Google has unveiled the stable release of Chrome 147, which addresses 60 security vulnerabilities, including two critical ones. These critical issues pertain to the WebML component, a tool for running machine learning models within the browser.
Critical Security Flaws Addressed
The two critical vulnerabilities identified in Chrome’s WebML component have been classified as a heap buffer overflow (CVE-2026-5858) and an integer overflow (CVE-2026-5859). These were reported by anonymous researchers who each received a $43,000 reward for their discoveries. The significance of these bugs suggests potential risks such as sandbox escapes and remote code execution.

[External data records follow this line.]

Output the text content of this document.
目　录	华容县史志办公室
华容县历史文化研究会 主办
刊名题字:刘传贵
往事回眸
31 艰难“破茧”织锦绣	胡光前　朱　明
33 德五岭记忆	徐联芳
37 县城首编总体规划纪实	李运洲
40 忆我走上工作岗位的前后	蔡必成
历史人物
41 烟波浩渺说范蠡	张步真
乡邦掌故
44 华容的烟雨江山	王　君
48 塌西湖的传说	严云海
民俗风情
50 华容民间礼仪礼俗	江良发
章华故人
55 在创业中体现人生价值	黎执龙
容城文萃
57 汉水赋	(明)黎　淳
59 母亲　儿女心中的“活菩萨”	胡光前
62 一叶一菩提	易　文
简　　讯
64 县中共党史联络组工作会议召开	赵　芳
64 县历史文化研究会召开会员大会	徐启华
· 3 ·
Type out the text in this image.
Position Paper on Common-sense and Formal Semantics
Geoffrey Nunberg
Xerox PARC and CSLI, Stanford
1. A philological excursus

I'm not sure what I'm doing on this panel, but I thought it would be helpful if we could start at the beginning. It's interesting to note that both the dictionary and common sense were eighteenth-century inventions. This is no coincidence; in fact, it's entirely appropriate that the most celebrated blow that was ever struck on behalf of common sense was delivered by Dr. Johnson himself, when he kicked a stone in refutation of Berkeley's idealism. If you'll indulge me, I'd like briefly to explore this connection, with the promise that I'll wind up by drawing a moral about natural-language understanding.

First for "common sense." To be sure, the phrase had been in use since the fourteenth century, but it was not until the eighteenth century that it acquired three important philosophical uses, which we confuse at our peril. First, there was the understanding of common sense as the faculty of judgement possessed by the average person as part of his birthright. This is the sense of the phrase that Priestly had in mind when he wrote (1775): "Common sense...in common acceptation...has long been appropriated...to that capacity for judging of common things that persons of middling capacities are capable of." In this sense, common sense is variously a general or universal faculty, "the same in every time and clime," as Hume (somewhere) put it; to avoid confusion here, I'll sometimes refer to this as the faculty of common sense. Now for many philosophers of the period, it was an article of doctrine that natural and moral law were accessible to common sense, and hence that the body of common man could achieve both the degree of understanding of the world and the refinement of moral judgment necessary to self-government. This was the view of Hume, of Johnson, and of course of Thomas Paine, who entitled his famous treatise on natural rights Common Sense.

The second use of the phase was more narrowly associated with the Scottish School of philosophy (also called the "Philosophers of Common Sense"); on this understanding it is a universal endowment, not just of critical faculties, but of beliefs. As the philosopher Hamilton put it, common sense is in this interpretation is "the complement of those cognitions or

High Severity Vulnerabilities
Besides the critical flaws, the update also rectifies 14 high-severity vulnerabilities. These affect various Chrome components, including WebRTC, V8, and WebAudio. Google internally discovered many of these issues, while others were identified by external researchers. Among these, two vulnerabilities were rewarded with bug bounties: $11,000 for CVE-2026-5860 and $3,000 for CVE-2026-5861.
Medium and Low Severity Issues
The remaining vulnerabilities are classified as medium and low severity. Notably, a medium-severity issue, identified as CVE-2026-5874, involves a use-after-free error in PrivateAI and earned a $11,000 reward. Although these vulnerabilities are less severe, their resolution is crucial for maintaining browser security.
In a previous update in late March, Google addressed 21 vulnerabilities in Chrome, including a zero-day exploited in attacks. As part of ongoing security improvements, Google also introduced new session cookie protections to mitigate the risk of account compromise through stolen authentication cookies.
While there is no evidence of these vulnerabilities being exploited in the wild, the timely patching highlights Google’s commitment to browser security. The release of Chrome 147 underscores the importance of staying updated with the latest software versions to protect against potential threats.